Mehr als 3.000 Besucher aus dem In- und Ausland, rund 400 Aussteller und etwa 145 Referenten und Moderatoren bildeten den Rahmen für ein Forum, auf dem die Bedeutung der Digitalisierung für unsere Rohrleitungsnetze erörtert wurde. Das breitgefächerte Tagungsprogramm umfasste 30 Themenblöcke, in denen sich nicht alles aber vieles um das Tagungsmotto drehte. Inhaltlich knüpfte das Forum damit konsequent an die Vorjahresveranstaltung an und erfüllte einmal mehr den Anspruch, nicht nur den Finger am Puls der Zeit zu haben, sondern immer wieder über den Tellerrand hinaus zu schauen und Impulsgeber für die Branche zu sein. Selbstverständlich waren auch die unverzichtbaren Klassiker am Start, die das Oldenburger Branchentreffen seit vielen Jahren prägen. Hierzu zählte die „Diskussion im Cafe“ ebenso wie der „Ollnburger Gröönkohlabend“ in der Weser-Ems-Halle, der den ersten Tag des Forums traditionell beschloss.
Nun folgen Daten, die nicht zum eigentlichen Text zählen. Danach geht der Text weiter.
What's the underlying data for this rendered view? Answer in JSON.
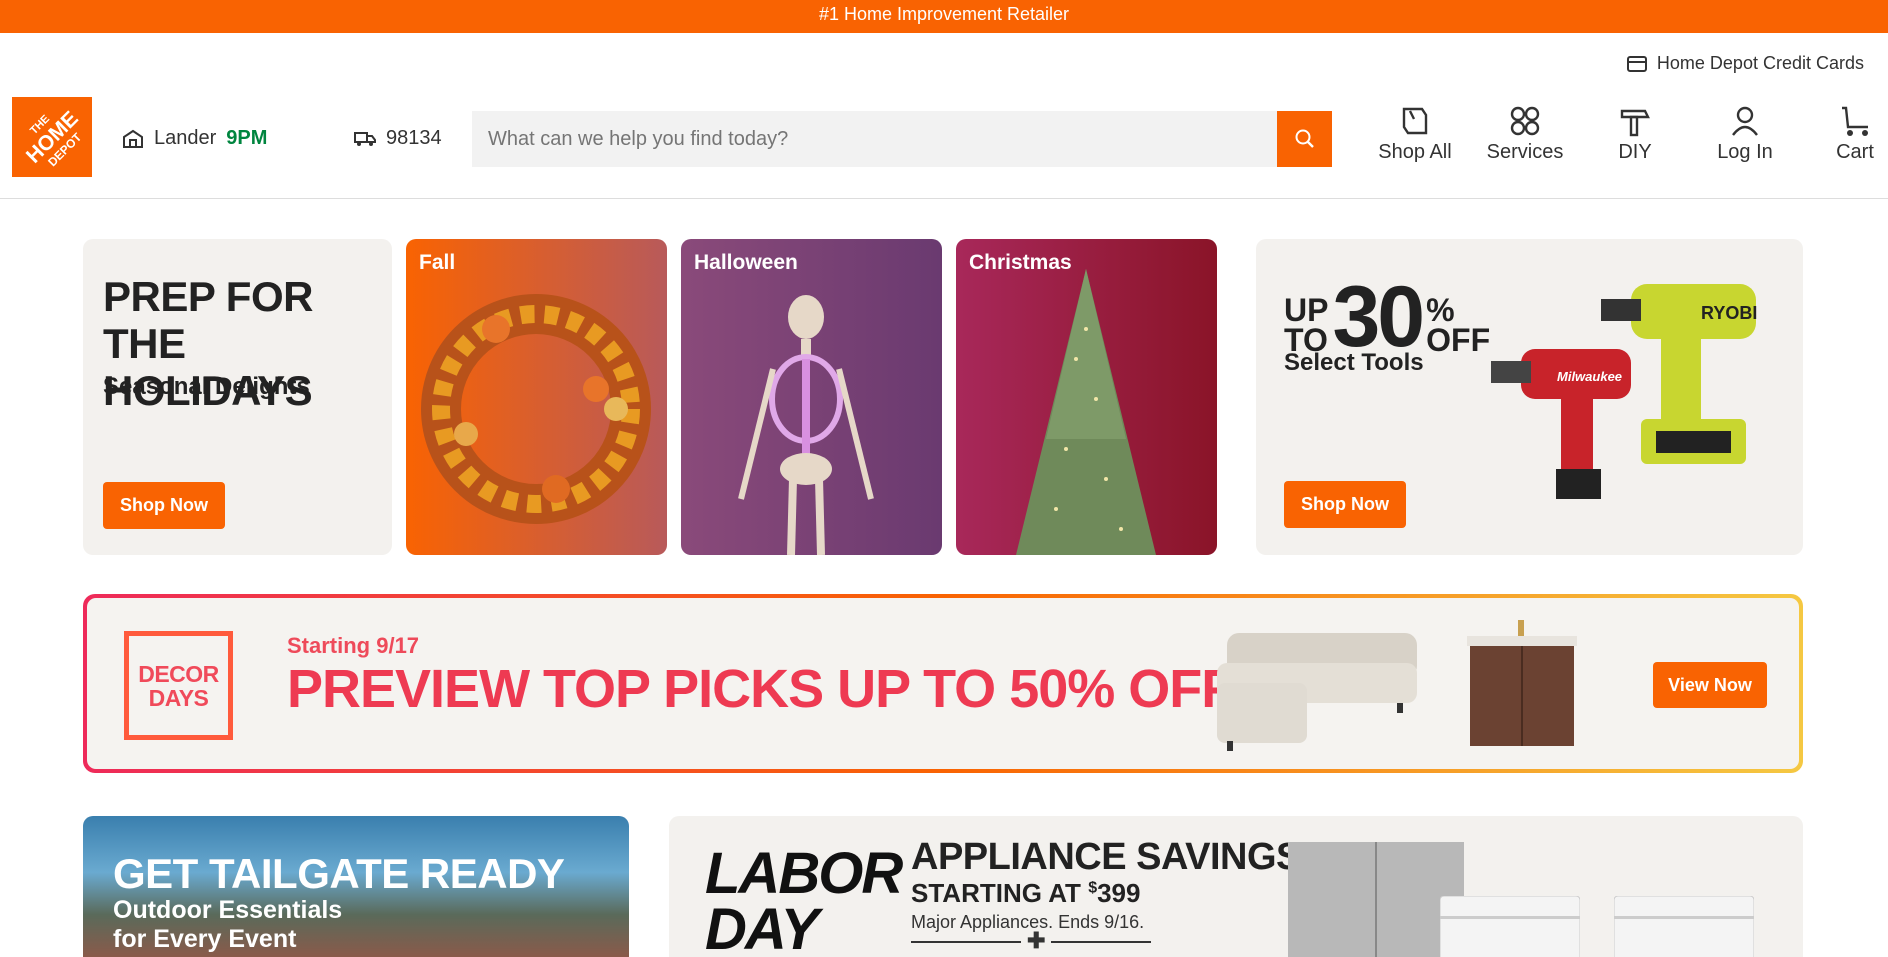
{
  "topbar": {
    "text": "#1 Home Improvement Retailer"
  },
  "header": {
    "credit_cards": "Home Depot Credit Cards",
    "logo_text": "THE HOME DEPOT",
    "store": {
      "name": "Lander",
      "time": "9PM"
    },
    "delivery_zip": "98134",
    "search": {
      "placeholder": "What can we help you find today?"
    },
    "nav": [
      {
        "label": "Shop All",
        "icon": "shop-all-icon"
      },
      {
        "label": "Services",
        "icon": "services-icon"
      },
      {
        "label": "DIY",
        "icon": "hammer-icon"
      },
      {
        "label": "Log In",
        "icon": "user-icon"
      },
      {
        "label": "Cart",
        "icon": "cart-icon"
      }
    ]
  },
  "promo": {
    "prep": {
      "title_line1": "PREP FOR",
      "title_line2": "THE HOLIDAYS",
      "subtitle": "Seasonal Delights",
      "button": "Shop Now"
    },
    "seasons": [
      {
        "label": "Fall"
      },
      {
        "label": "Halloween"
      },
      {
        "label": "Christmas"
      }
    ],
    "tools": {
      "up": "UP",
      "to": "TO",
      "percent": "30",
      "pct_sign": "%",
      "off": "OFF",
      "subtitle": "Select Tools",
      "button": "Shop Now",
      "brand1": "RYOBI",
      "brand2": "Milwaukee"
    }
  },
  "decor": {
    "badge_line1": "DECOR",
    "badge_line2": "DAYS",
    "starting": "Starting 9/17",
    "headline": "PREVIEW TOP PICKS UP TO 50% OFF",
    "button": "View Now"
  },
  "tailgate": {
    "title": "GET TAILGATE READY",
    "sub1": "Outdoor Essentials",
    "sub2": "for Every Event"
  },
  "appliance": {
    "labor1": "LABOR",
    "labor2": "DAY",
    "headline": "APPLIANCE SAVINGS",
    "starting": "STARTING AT",
    "price_sign": "$",
    "price": "399",
    "meta": "Major Appliances. Ends 9/16."
  },
  "colors": {
    "brand_orange": "#f96302",
    "open_green": "#00853f",
    "decor_red": "#ee3a52"
  }
}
Experten- und „Familien“-Treffen
In der Eröffnungsrede im ehemaligen Plenarsaal des Oldenburger Landtages gab Prof. Thomas Wegener, Vorstandsmitglied des Instituts für Rohrleitungsbau an der Fachhochschule Oldenburg e.V. und Geschäftsführer der iro GmbH Oldenburg, seiner Freude über die wiederum hohen Teilnehmerzahlen an der 31. Auflage des Oldenburger Rohrleitungsforums Ausdruck: „Der ungebrochene Zuspruch ist Beleg dafür, welch guten Ruf sich die Veranstaltung als Expertentreffen aber auch als Treffen der großen Rohrleitungsfamilie erarbeitet hat“, so der Vizepräsident der Jade Hochschule. Mit Blick auf das diesjährige Motto skizzierte Wegener die Chancen, aber auch die Risiken, die die Digitalisierung mit sich bringt: In Bezug auf den Bau und Betrieb von Rohrleitungen und Anlagen sei schon heute die umfassende Zustandsbewertung von Anlagen, Leitungen und Vermögenswerten auf der Basis belastbarer Daten Grundlage für die Entwicklung von Sanierungsstrategien und effektiven Investitionsmanagementsystemen. Vor diesem Hintergrund gäbe es keine Alternative zur Digitalisierung. Leitungsbau, Netzbetreiber und Versorger müssten sich möglichst schnell in den Prozess einbringen, gab er sich überzeugt. Damit böte sich den Beteiligten ein enormes Potenzial in der Wertschöpfung. Wegener machte allerdings auch keinen Hehl daraus, dass zunächst einmal in Technik und gut ausgebildete Mitarbeiter investiert werden müsse. Überhaupt sei der Mensch bei aller Digitalisierung immer noch eine wichtige Komponente, denn letzten Endes entscheide er über das Gelingen oder Scheitern der digitalen Transformation.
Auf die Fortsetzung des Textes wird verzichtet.